Dig, Day 13. As things wind up we are hurrying to get finished. In the north room we are going down in the west half of the room, still excavating layers of Spanish period trash. Lots of animal bones- mostly sheep, with some cattle and chicken.

Animal bones from one layer of dirt.

We collect samples of dirt to take back to the laboratory. There we will dump them into a flotation tank and the charred plant remains float to the top and are collected on a cloth screen. After they are dried the samples are boxed and later some are selected for analysis. Our ethnobotanist looks at the charred remains and is able to identify what kinds of plants and wood were used by the people living in Tucson. Wheat and corn are common, sometimes we also find beans and squash. One of the pits that we excavated in the first week had peach pits and watermelon seeds.

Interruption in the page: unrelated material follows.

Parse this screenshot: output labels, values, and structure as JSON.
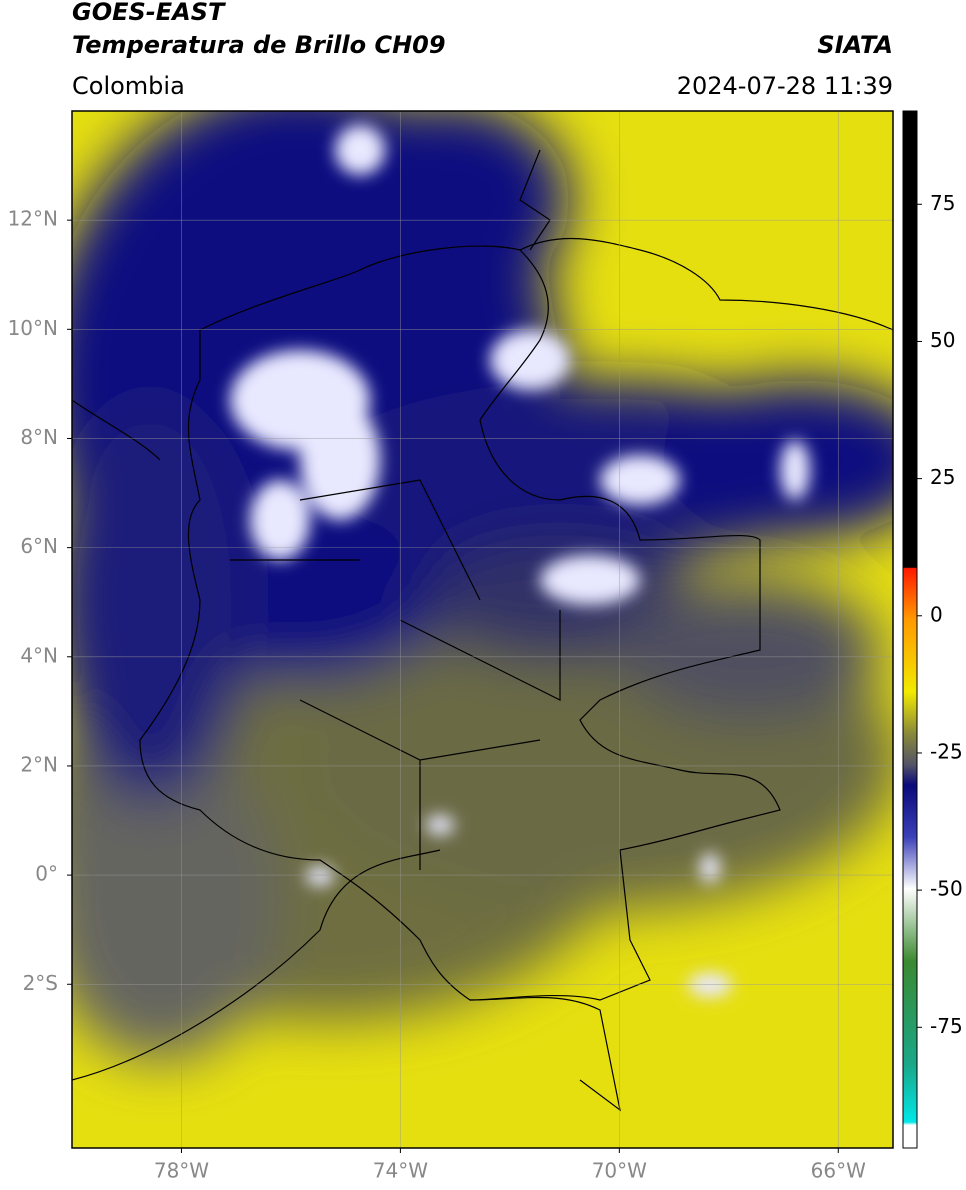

Also in the north room, we uncovered a small cooking hearth. It was filled with charcoal and had a number of rocks sticking out of it. The rocks were used to set ceramic pota onto, keeping the base of the pot off of the embers. The people living in Tucson used to cook outdoors during the summer, because it was just too hot to cook inside. We collected most of the charcoal and ash from the hearth for flotation.


Most of the majolica we find has been smashed into little, tiny pieces- the result of being walked on by people and animals in the fort. Today we finally found a nice large fragment that gives a slightly better sense of the design. If you look carefully you can see that the blue splotch in the center is actually the face of a cherub, with small dots for eyes and an upturned nose.

San Elizario Blue on White plate.

At home this afternoon I scrubbed the dirt off. Somehow I always miss some spots- inside my elbow, inside my ear, on top of one of my toes. I think it is because I come home so tired it is hard to concentrate.